34. Em execução do que lhes fora determinado pela arguida YZ, os arguidos SS e a HS impediram o ofendido LZ de entrar no seu veículo automóvel e forçaram-no a entrar no veículo automóvel, de marca Nissan Terrano II, de cor verde, com a matrícula …-…-LC, pertencente a este último e, conduzindo-o, em seguida, até à sua residência.
35. Lá chegados os arguidos SS e HS ordenaram ao ofendido LZ que efectuasse a transferência da quantia de €100.000,00 (cem mil euros) para a conta bancária da arguida YZ, domiciliada na China.
36. Não tendo tal quantia na sua disponibilidade e depois de ter tentado contactar, sem sucesso, um amigo que o poderia ajudar, o ofendido disse LZ aos arguidos SS e HS que só conseguiria fazer a transferência bancária no dia 4 de Agosto de 2017, data em que teria a sua conta aprovisionada para o efeito.
37. Em face desta situação, através da aplicação de conversação online “WeChat”, o arguido SS informou a arguida YZ da falta de meios do ofendido para efectuar o pagamento imediato da dívida, o que esta se recusou a aceitar, tendo-lhe ordenado que não saíssem da casa do ofendido até que este procedesse ao pagamento total da dívida.
38. Temendo pela sua vida e integridade física, o ofendido LZ continuou a efectuar tentativas de contacto com amigos que o pudessem ajudar e, aproveitando o facto de ter o seu telemóvel na mão, alertando por esse meio a Polícia Judiciária pedindo ajuda pois que se encontrava raptado em casa, pelo grupo da YZ, correndo sérios riscos de vida.
39. A dada altura, os arguidos levaram o ofendido LZ para o interior do seu quarto e trancaram-no no seu interior, proibindo-o de sair dali.

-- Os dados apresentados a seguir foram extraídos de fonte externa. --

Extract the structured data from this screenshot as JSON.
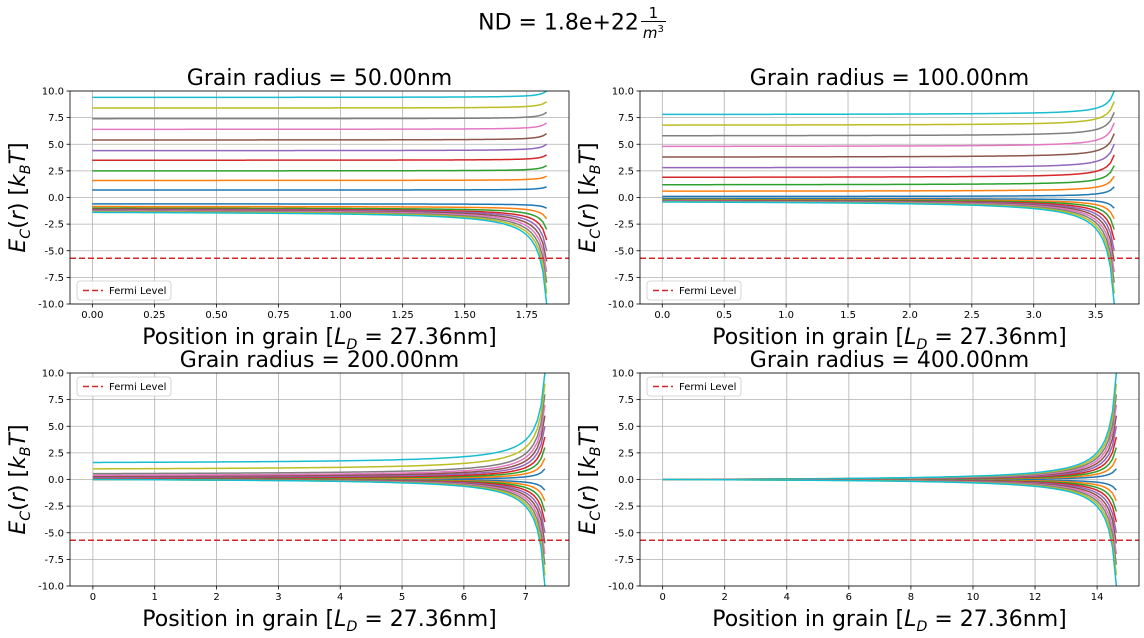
{
  "figure": {
    "suptitle_prefix": "ND = 1.8e+22",
    "suptitle_unit_num": "1",
    "suptitle_unit_den": "m",
    "suptitle_unit_exp": "3"
  },
  "colors": {
    "fermi": "#d62728",
    "cycle": [
      "#1f77b4",
      "#ff7f0e",
      "#2ca02c",
      "#d62728",
      "#9467bd",
      "#8c564b",
      "#e377c2",
      "#7f7f7f",
      "#bcbd22",
      "#17becf"
    ]
  },
  "chart_data": [
    {
      "type": "line",
      "title": "Grain radius = 50.00nm",
      "xlabel": "Position in grain [L_D = 27.36nm]",
      "ylabel": "E_C(r) [k_B T]",
      "xlim": [
        -0.09,
        1.92
      ],
      "ylim": [
        -10,
        10
      ],
      "xticks": [
        "0.00",
        "0.25",
        "0.50",
        "0.75",
        "1.00",
        "1.25",
        "1.50",
        "1.75"
      ],
      "yticks": [
        "-10.0",
        "-7.5",
        "-5.0",
        "-2.5",
        "0.0",
        "2.5",
        "5.0",
        "7.5",
        "10.0"
      ],
      "grid": true,
      "legend": {
        "entry": "Fermi Level",
        "placement": "lower left"
      },
      "fermi_level": -5.7,
      "x_end": 1.83,
      "upper_curves": [
        {
          "start": 0.7,
          "end": 1.0
        },
        {
          "start": 1.6,
          "end": 2.0
        },
        {
          "start": 2.5,
          "end": 3.0
        },
        {
          "start": 3.5,
          "end": 4.0
        },
        {
          "start": 4.4,
          "end": 5.0
        },
        {
          "start": 5.4,
          "end": 6.0
        },
        {
          "start": 6.4,
          "end": 7.0
        },
        {
          "start": 7.4,
          "end": 8.0
        },
        {
          "start": 8.4,
          "end": 9.0
        },
        {
          "start": 9.4,
          "end": 10.0
        }
      ],
      "lower_curves": [
        {
          "start": -0.6,
          "end": -1.0
        },
        {
          "start": -0.85,
          "end": -2.0
        },
        {
          "start": -1.0,
          "end": -3.0
        },
        {
          "start": -1.1,
          "end": -4.0
        },
        {
          "start": -1.15,
          "end": -5.0
        },
        {
          "start": -1.2,
          "end": -6.0
        },
        {
          "start": -1.25,
          "end": -7.0
        },
        {
          "start": -1.3,
          "end": -8.0
        },
        {
          "start": -1.35,
          "end": -9.0
        },
        {
          "start": -1.4,
          "end": -10.0
        }
      ]
    },
    {
      "type": "line",
      "title": "Grain radius = 100.00nm",
      "xlabel": "Position in grain [L_D = 27.36nm]",
      "ylabel": "E_C(r) [k_B T]",
      "xlim": [
        -0.18,
        3.85
      ],
      "ylim": [
        -10,
        10
      ],
      "xticks": [
        "0.0",
        "0.5",
        "1.0",
        "1.5",
        "2.0",
        "2.5",
        "3.0",
        "3.5"
      ],
      "yticks": [
        "-10.0",
        "-7.5",
        "-5.0",
        "-2.5",
        "0.0",
        "2.5",
        "5.0",
        "7.5",
        "10.0"
      ],
      "grid": true,
      "legend": {
        "entry": "Fermi Level",
        "placement": "lower left"
      },
      "fermi_level": -5.7,
      "x_end": 3.65,
      "upper_curves": [
        {
          "start": 0.1,
          "end": 1.0
        },
        {
          "start": 0.6,
          "end": 2.0
        },
        {
          "start": 1.2,
          "end": 3.0
        },
        {
          "start": 1.9,
          "end": 4.0
        },
        {
          "start": 2.8,
          "end": 5.0
        },
        {
          "start": 3.8,
          "end": 6.0
        },
        {
          "start": 4.8,
          "end": 7.0
        },
        {
          "start": 5.8,
          "end": 8.0
        },
        {
          "start": 6.8,
          "end": 9.0
        },
        {
          "start": 7.8,
          "end": 10.0
        }
      ],
      "lower_curves": [
        {
          "start": -0.1,
          "end": -1.0
        },
        {
          "start": -0.2,
          "end": -2.0
        },
        {
          "start": -0.25,
          "end": -3.0
        },
        {
          "start": -0.3,
          "end": -4.0
        },
        {
          "start": -0.32,
          "end": -5.0
        },
        {
          "start": -0.34,
          "end": -6.0
        },
        {
          "start": -0.36,
          "end": -7.0
        },
        {
          "start": -0.38,
          "end": -8.0
        },
        {
          "start": -0.4,
          "end": -9.0
        },
        {
          "start": -0.42,
          "end": -10.0
        }
      ]
    },
    {
      "type": "line",
      "title": "Grain radius = 200.00nm",
      "xlabel": "Position in grain [L_D = 27.36nm]",
      "ylabel": "E_C(r) [k_B T]",
      "xlim": [
        -0.37,
        7.7
      ],
      "ylim": [
        -10,
        10
      ],
      "xticks": [
        "0",
        "1",
        "2",
        "3",
        "4",
        "5",
        "6",
        "7"
      ],
      "yticks": [
        "-10.0",
        "-7.5",
        "-5.0",
        "-2.5",
        "0.0",
        "2.5",
        "5.0",
        "7.5",
        "10.0"
      ],
      "grid": true,
      "legend": {
        "entry": "Fermi Level",
        "placement": "upper left"
      },
      "fermi_level": -5.7,
      "x_end": 7.31,
      "upper_curves": [
        {
          "start": 0.0,
          "end": 1.0
        },
        {
          "start": 0.05,
          "end": 2.0
        },
        {
          "start": 0.1,
          "end": 3.0
        },
        {
          "start": 0.15,
          "end": 4.0
        },
        {
          "start": 0.22,
          "end": 5.0
        },
        {
          "start": 0.3,
          "end": 6.0
        },
        {
          "start": 0.4,
          "end": 7.0
        },
        {
          "start": 0.55,
          "end": 8.0
        },
        {
          "start": 1.0,
          "end": 9.0
        },
        {
          "start": 1.6,
          "end": 10.0
        }
      ],
      "lower_curves": [
        {
          "start": 0.0,
          "end": -1.0
        },
        {
          "start": 0.0,
          "end": -2.0
        },
        {
          "start": 0.0,
          "end": -3.0
        },
        {
          "start": 0.0,
          "end": -4.0
        },
        {
          "start": 0.0,
          "end": -5.0
        },
        {
          "start": 0.0,
          "end": -6.0
        },
        {
          "start": 0.0,
          "end": -7.0
        },
        {
          "start": 0.0,
          "end": -8.0
        },
        {
          "start": 0.0,
          "end": -9.0
        },
        {
          "start": 0.0,
          "end": -10.0
        }
      ]
    },
    {
      "type": "line",
      "title": "Grain radius = 400.00nm",
      "xlabel": "Position in grain [L_D = 27.36nm]",
      "ylabel": "E_C(r) [k_B T]",
      "xlim": [
        -0.73,
        15.35
      ],
      "ylim": [
        -10,
        10
      ],
      "xticks": [
        "0",
        "2",
        "4",
        "6",
        "8",
        "10",
        "12",
        "14"
      ],
      "yticks": [
        "-10.0",
        "-7.5",
        "-5.0",
        "-2.5",
        "0.0",
        "2.5",
        "5.0",
        "7.5",
        "10.0"
      ],
      "grid": true,
      "legend": {
        "entry": "Fermi Level",
        "placement": "upper left"
      },
      "fermi_level": -5.7,
      "x_end": 14.62,
      "upper_curves": [
        {
          "start": 0.0,
          "end": 1.0
        },
        {
          "start": 0.0,
          "end": 2.0
        },
        {
          "start": 0.0,
          "end": 3.0
        },
        {
          "start": 0.0,
          "end": 4.0
        },
        {
          "start": 0.0,
          "end": 5.0
        },
        {
          "start": 0.0,
          "end": 6.0
        },
        {
          "start": 0.0,
          "end": 7.0
        },
        {
          "start": 0.0,
          "end": 8.0
        },
        {
          "start": 0.0,
          "end": 9.0
        },
        {
          "start": 0.0,
          "end": 10.0
        }
      ],
      "lower_curves": [
        {
          "start": 0.0,
          "end": -1.0
        },
        {
          "start": 0.0,
          "end": -2.0
        },
        {
          "start": 0.0,
          "end": -3.0
        },
        {
          "start": 0.0,
          "end": -4.0
        },
        {
          "start": 0.0,
          "end": -5.0
        },
        {
          "start": 0.0,
          "end": -6.0
        },
        {
          "start": 0.0,
          "end": -7.0
        },
        {
          "start": 0.0,
          "end": -8.0
        },
        {
          "start": 0.0,
          "end": -9.0
        },
        {
          "start": 0.0,
          "end": -10.0
        }
      ]
    }
  ]
}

40. Por volta das 09h00, do dia 2 de Agosto de 2017, os arguidos SS e HS foram rendidos pelo arguido BH, que ali se deslocou a fim de os substituir na tarefa de vigiar e forçar o ofendido LZ a efectuar o pagamento da dívida nos termos exigidos pela arguida YZ.
41. O ofendido veio a ser libertado do cativeiro em que se encontrava pela Polícia Judiciária que se deslocou à sua residência na sequência do pedido de socorro por ele enviado ao Inspector RG.
42. À chegada dos inspectores da Polícia Judiciária à residência do arguido, a porta foi-lhes aberta pelo arguido BH, que foi detido de imediato.
(…)
Em face do que antecede, não se consegue perceber que factos mais era, na perspectiva dos arguidos, necessário acrescentar a estes para que deles se retirasse os elementos objectivo e subjectivo do tipo legal supra referido.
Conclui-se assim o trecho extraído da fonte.